I’m a bit of a chocolate loving paradox because I love eating chocolate but I’m not overly keen on chocolate desserts. I’m not overly keen on chocolate cakes either and I think it’s because I find most chocolate desserts and cakes too rich.
That’s not the case with this beauty though, it’s super easy, super quick and super fluffy and all you need to make it is a bowl and a whisk. Better still, it’s made with a handful of pantry ingredients, and the fact that it’s made with cocoa and not chocolate, gives it a chocolatey flavour, but not overwhelmingly so.
I like to make one big cake, but you can just as easily make two shallower sponges and sandwich them together with buttercream. Serve this cake with a sprinkle of icing sugar, slathered in buttercream or my personal favourite, lashings of ganache and your favourite decorations.
The ganache takes the cake to a whole new level and makes the cake a doddle to decorate even if you’re a decorating dud like me! This cake lends itself to all kinds of celebrations, birthdays, Easter or just because. Because let’s face it, it’s always a good day for cake. For some strange reason, I always seem to make this cake at Easter – guess who didn’t give up Easter for lent – it’s just perfect covered with mini eggs.
If your preferred cake making equipment is a Thermomix over a whisk and a bowl, here’s a Thermomix conversion I prepared earlier.
Now let’s talk chocolate. How do you eat yours?
175g self raising flour
2 tablespoons cocoa powder
1 teaspoon bicarbonate soda
150g caster sugar
2 eggs, beaten
150 ml sunflower oil
150 ml milk
2 tablespoons golden syrup
- Pre-heat oven to 180C/160C fan-forced. Grease and line the base of a deep 20cm round cake tin.
- Sieve the flour, cocoa and bicarbonate of soda into a bowl. Add the sugar and mix well.
- Make a well in the centre and add the syrup, eggs, oil and milk. Beat well with electric whisk until smooth.

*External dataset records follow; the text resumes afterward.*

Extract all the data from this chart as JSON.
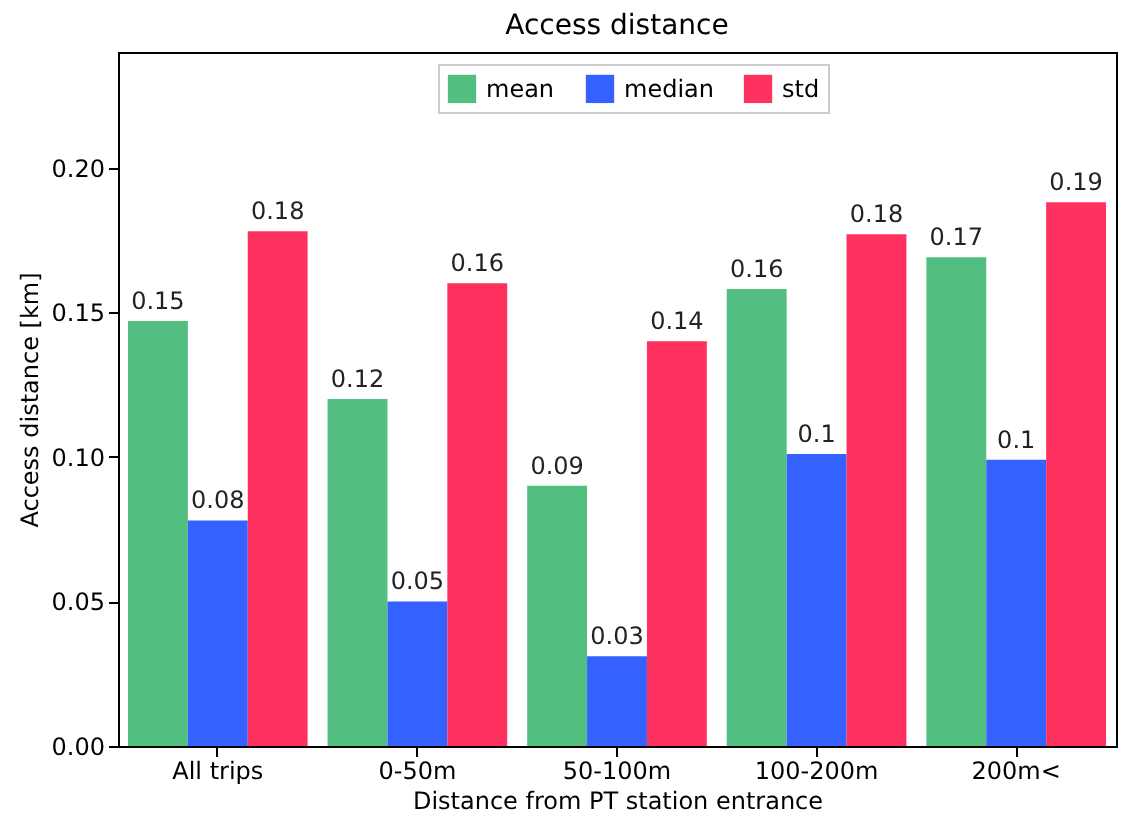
{
  "chart_data": {
    "type": "bar",
    "title": "Access distance",
    "xlabel": "Distance from PT station entrance",
    "ylabel": "Access distance [km]",
    "categories": [
      "All trips",
      "0-50m",
      "50-100m",
      "100-200m",
      "200m<"
    ],
    "series": [
      {
        "name": "mean",
        "color": "#52be80",
        "values": [
          0.147,
          0.12,
          0.09,
          0.158,
          0.169
        ],
        "value_labels": [
          "0.15",
          "0.12",
          "0.09",
          "0.16",
          "0.17"
        ]
      },
      {
        "name": "median",
        "color": "#3461ff",
        "values": [
          0.078,
          0.05,
          0.031,
          0.101,
          0.099
        ],
        "value_labels": [
          "0.08",
          "0.05",
          "0.03",
          "0.1",
          "0.1"
        ]
      },
      {
        "name": "std",
        "color": "#ff315e",
        "values": [
          0.178,
          0.16,
          0.14,
          0.177,
          0.188
        ],
        "value_labels": [
          "0.18",
          "0.16",
          "0.14",
          "0.18",
          "0.19"
        ]
      }
    ],
    "ylim": [
      0,
      0.24
    ],
    "yticks": [
      {
        "value": 0,
        "label": "0.00"
      },
      {
        "value": 0.05,
        "label": "0.05"
      },
      {
        "value": 0.1,
        "label": "0.10"
      },
      {
        "value": 0.15,
        "label": "0.15"
      },
      {
        "value": 0.2,
        "label": "0.20"
      }
    ],
    "legend": "top",
    "grid": false
  }
}
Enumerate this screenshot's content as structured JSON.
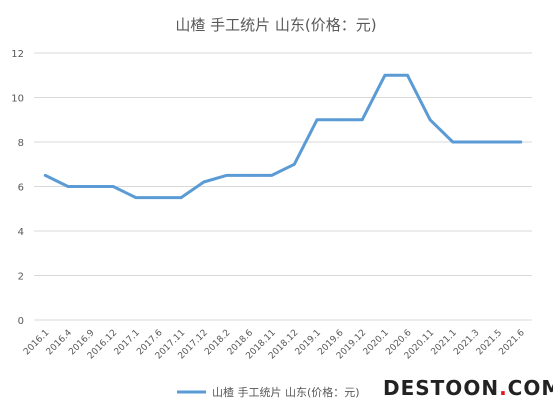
{
  "chart_data": {
    "type": "line",
    "title": "山楂 手工统片 山东(价格：元)",
    "categories": [
      "2016.1",
      "2016.4",
      "2016.9",
      "2016.12",
      "2017.1",
      "2017.6",
      "2017.11",
      "2017.12",
      "2018.2",
      "2018.6",
      "2018.11",
      "2018.12",
      "2019.1",
      "2019.6",
      "2019.12",
      "2020.1",
      "2020.6",
      "2020.11",
      "2021.1",
      "2021.3",
      "2021.5",
      "2021.6"
    ],
    "series": [
      {
        "name": "山楂 手工统片 山东(价格：元)",
        "values": [
          6.5,
          6,
          6,
          6,
          5.5,
          5.5,
          5.5,
          6.2,
          6.5,
          6.5,
          6.5,
          7,
          9,
          9,
          9,
          11,
          11,
          9,
          8,
          8,
          8,
          8
        ]
      }
    ],
    "yticks": [
      "0",
      "2",
      "4",
      "6",
      "8",
      "10",
      "12"
    ],
    "ylim": [
      0,
      12
    ],
    "grid": true,
    "legend_position": "bottom-center"
  },
  "watermark": {
    "main": "DESTOON",
    "accent": ".",
    "tail": "COM"
  },
  "colors": {
    "series": "#5b9bd5",
    "grid": "#d9d9d9",
    "text": "#595959",
    "watermark_accent": "#e3141f"
  }
}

- Spoon the mixture into the prepared tin and bake for about 30-35 minutes until risen and firm to the touch and a cake tester inserted in the centre of the cake comes out clean.
- Remove from the oven, leave to cool before turning out onto a cooling rack.
Prep and Cooking time: 35-40 minutes
TIP! This recipe will work just as well in 2 x 18cm (7 inch) sandwich tins, if you want two flatter cakes that you can sandwich together.